David Lescot s’inspire des créateurs des radios libres de l’époque et imagine l’épopée de deux d’entre elles, Radio Quoi et Radio Vox. En 1982, Radio Vox est sur la liste des radios devenues « radios locales privées », contrairement à Radio Quoi. Sa seule option est de s’unir à Radio Vox, partageant ainsi avec elle les tranches horaires. Les animateurs de Radio Quoi sont les héritiers des anarchistes de 68. Le créateur de Radio Vox, est axé sur le principe professionnel de l’entreprise. Insupportable dirigeant, son ambition est immense. Les animateurs discutent, se disputent et fument comme des pompiers. L’ambiance est survoltée. Les débats échevelés ont l’engagement fiévreux de ceux qui ne durent qu’un temps. La radio se veut « branchée », avec des rythmes musicaux nouveaux.
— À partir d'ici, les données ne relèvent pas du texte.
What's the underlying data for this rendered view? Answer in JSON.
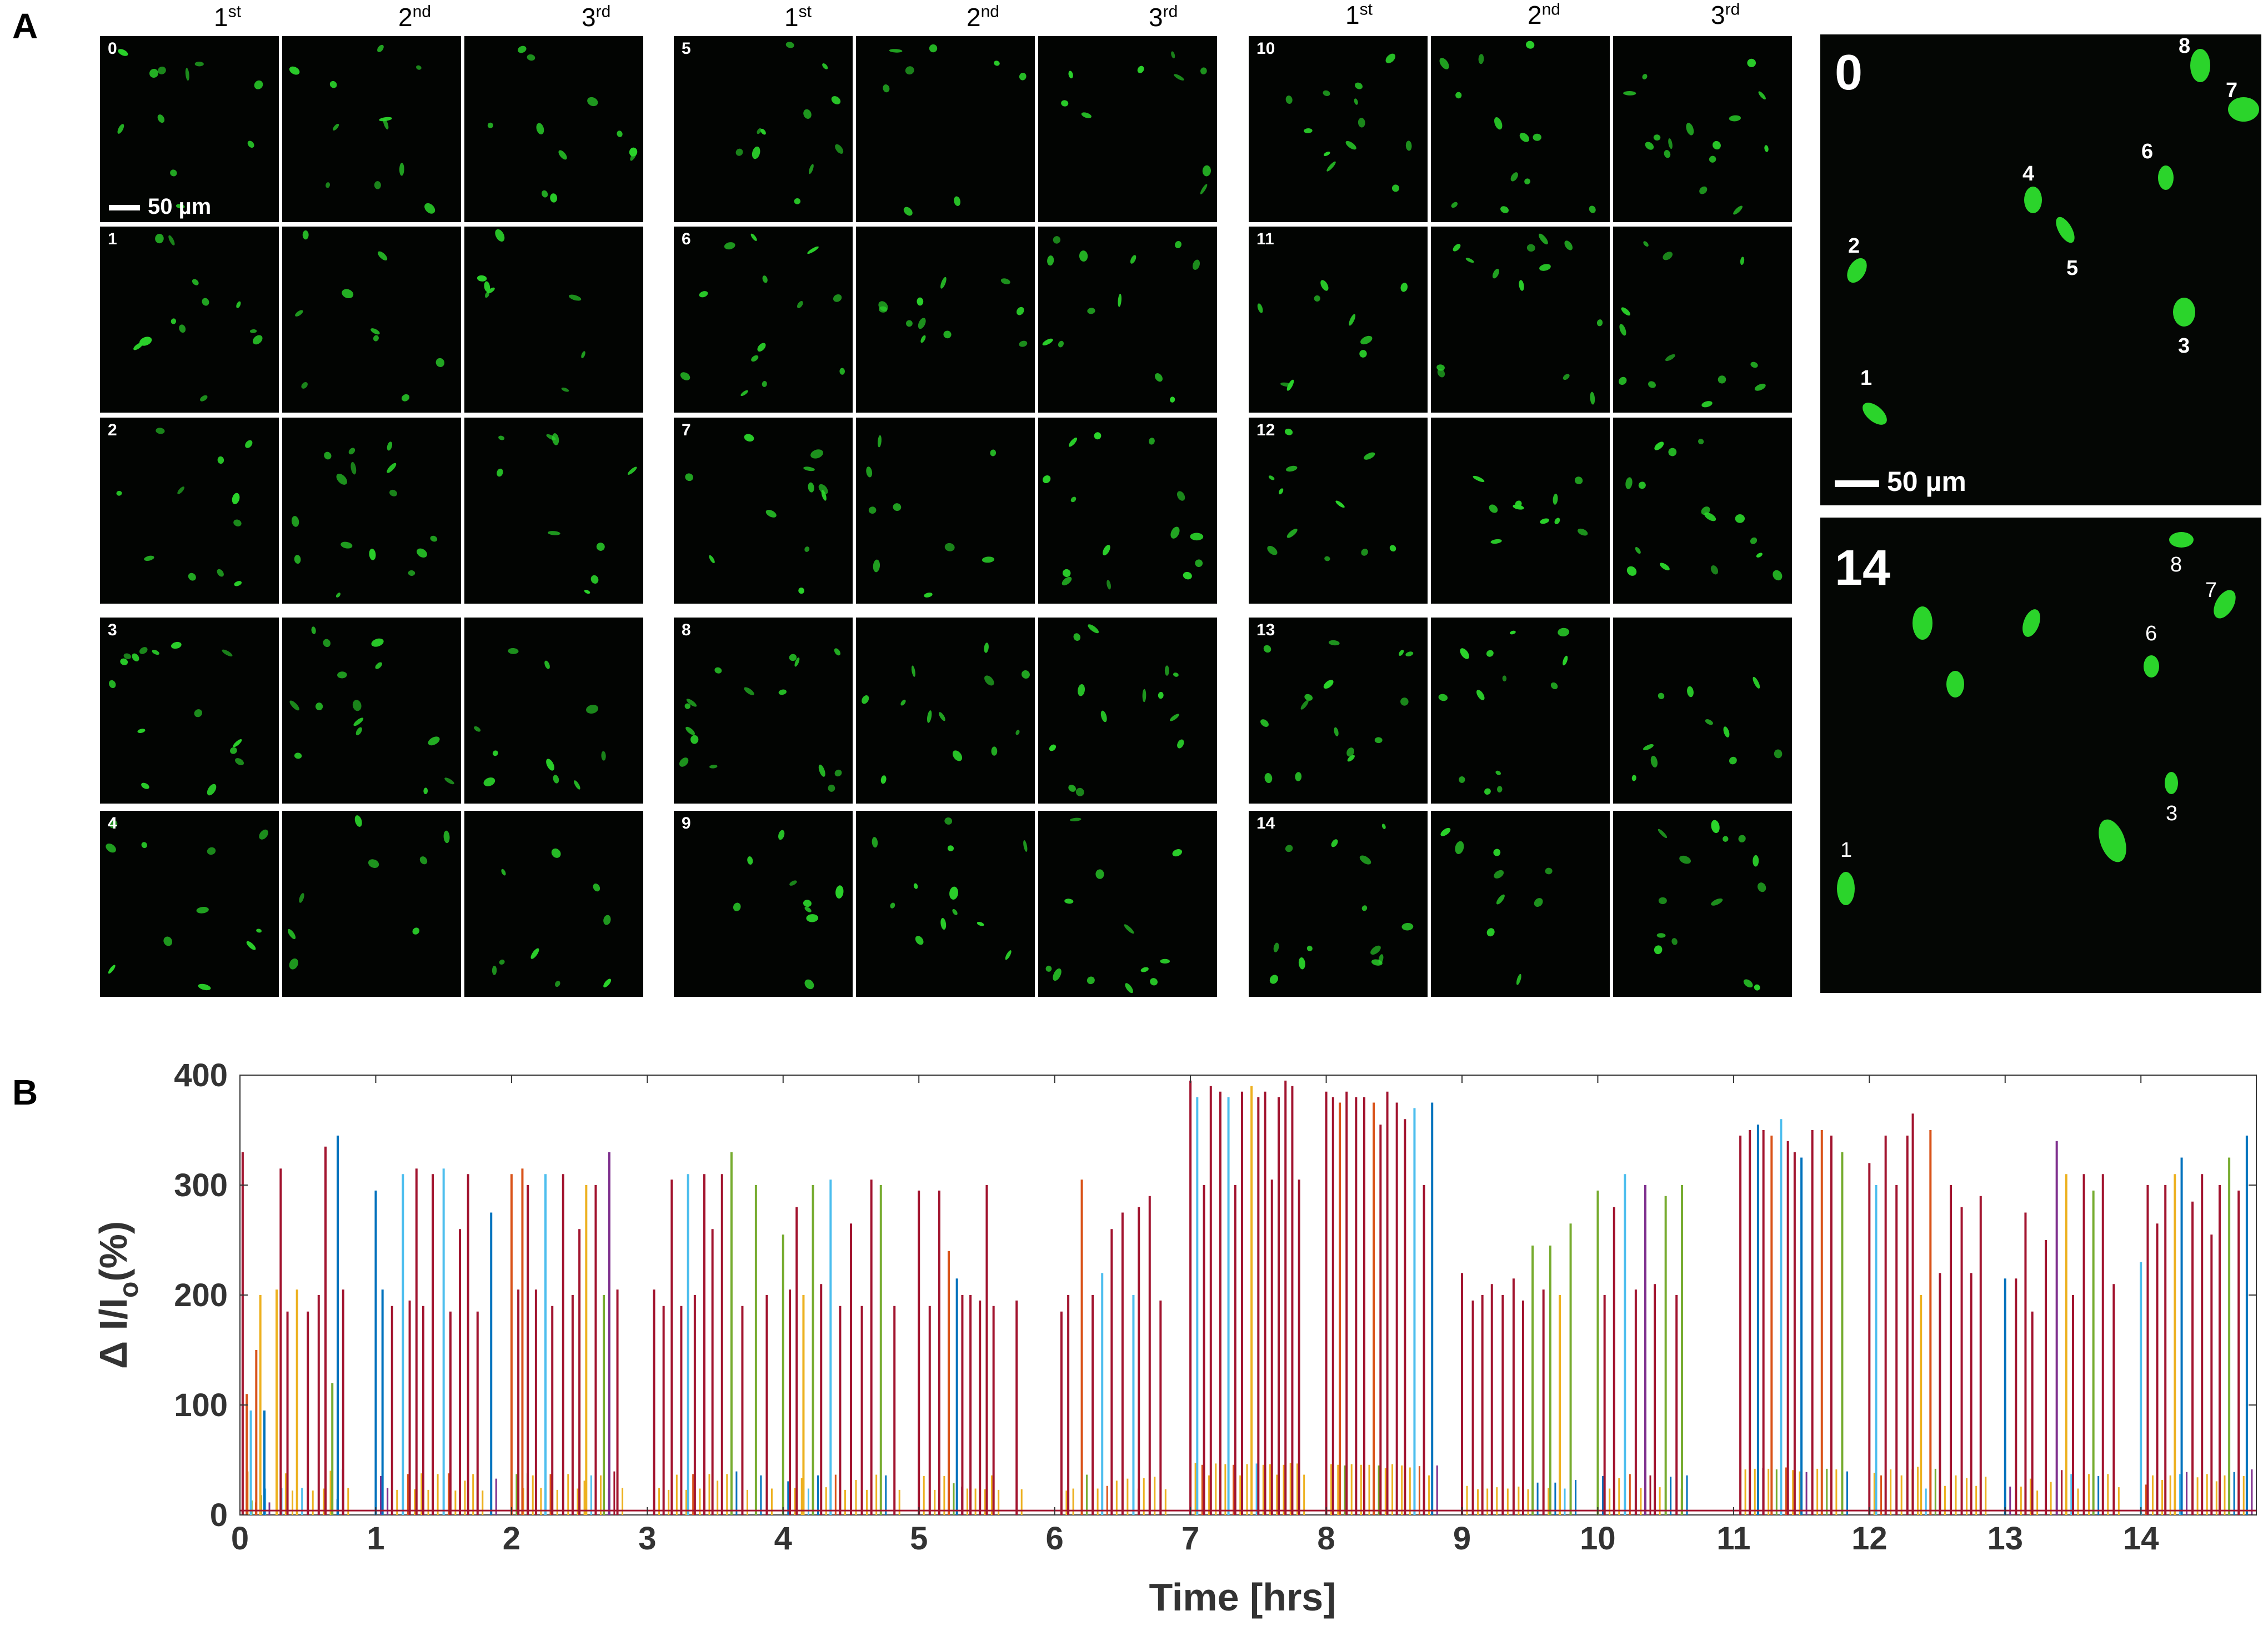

Mais la reprise en main du gouvernement Mitterrand calme les enthousiasmes. La joyeuse utopie a le parfum de la trahison. Comme en 68, la parenthèse se referme.
Ce laps de temps de folie douce est brillamment illustré, mis en scène et interprété dans un espace bi-frontal, avec au centre le décor d’une pièce miteuse pour Radio Quoi et d’un studio plus élaboré pour Radio Vox dont le patron a l’inénarrable dégaine du truculent Christian Hecq. Le public enveloppe du regard la scène où huit comédiens, vêtus de costumes des années 80, débattent, chantent, font la fête et se lancent même dans un rap endiablé pour interpréter au moins seize rôles. La troupe de la Comédie-Française en plein délire sait vraiment tout faire. Incroyable !
« Souvenir, souvenir » pour les anciens, une découverte pour les jeunes, l’enthousiasme est général. M-P.P. Comédie-Française - Théâtre du Vieux-Colombier 6e.